そのプロポーズお断りします!
チヒロさんが

「ねえ。その音ってお腹の音?」とクスクス私の顔を見る。


「…」私が顔を真っ赤にすると、


「さっき『ロマーノ』で飯を食ったろ。」とタイガさんが不思議そうなかおで私を見るので、

「な、なんで『ロマーノ』にいたって知ってるんですか?
カラオケに行くのも知ってたし…
も、もしかして…私をつけていたんですか?」

「アホか。つけてねーし。
俺は『ロマーノ』で料理作ってるんだよ。
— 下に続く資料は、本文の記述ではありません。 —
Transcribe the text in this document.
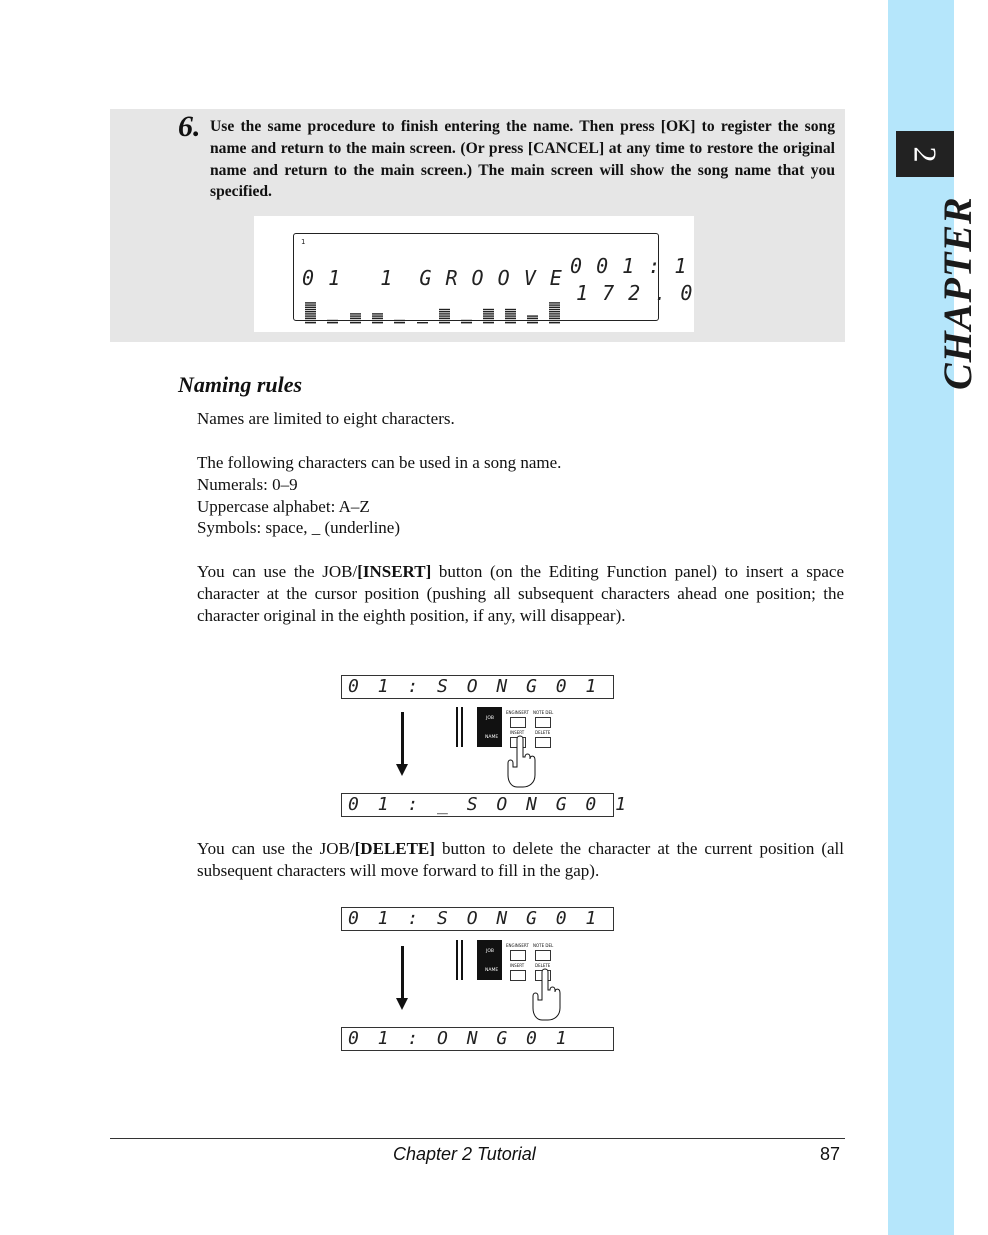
2
CHAPTER
6. Use the same procedure to finish entering the name. Then press [OK] to register the song name and return to the main screen. (Or press [CANCEL] at any time to restore the original name and return to the main screen.) The main screen will show the song name that you specified.
1
0 1   1  G R O O V E 0 0 1 : 1
1 7 2 . 0
Naming rules
Names are limited to eight characters.
The following characters can be used in a song name.
Numerals: 0–9
Uppercase alphabet: A–Z
Symbols: space, _ (underline)
You can use the JOB/[INSERT] button (on the Editing Function panel) to insert a space character at the cursor position (pushing all subsequent characters ahead one position; the character original in the eighth position, if any, will disappear).
0 1 : S O N G 0 1
0 1 : _ S O N G 0 1
JOB
NAME
ENGINSERT NOTE DEL
INSERT	DELETE
You can use the JOB/[DELETE] button to delete the character at the current position (all subsequent characters will move forward to fill in the gap).
0 1 : S O N G 0 1
0 1 : O N G 0 1
JOB
NAME
ENGINSERT NOTE DEL
INSERT	DELETE
Chapter 2 Tutorial	87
」

「え?去年入ったシェフってタイガさん?」

「そうだよ。おまえはジェットフーズにいるんだな。」

「なるほどー。偶然の出会いにタイガが慌てちゃったんだ…」とチヒロさんが頷いていると、

「こいつ、営業の男にラブホに連れていかれそうになってるし…」

「そんな事はありません!」

「いや、そんな事あるだろ。俺が通りかからなかったら、絶対危なかったし。
だから、またそんな事にならないようにサッサと、俺のオンナにしときたかったんだろ!」

「…」

どういう理屈だ…


「サッサとって…付き合う前に襲っちゃダメでしょ。」と呆れた声でチヒロさんが言って、

「お腹空いてるんだよね。悠里ちゃん。
タイガ、なんか作ってあげたら」

「しょうがねえな。」とタイガさんが立ち上がる。

「い、いいえ、大丈夫です。
…今日のお料理に苦手なトマトがたくさん入っていて…」

「トマト食えないのか?!
…イタリアンの料理人の妻がトマトダメって…」とブツブツ言いながらキッチンに立っている。

「…妻じゃないです。…」

帰るタイミングを逃した私は、チヒロさんにまた椅子に座らされていた。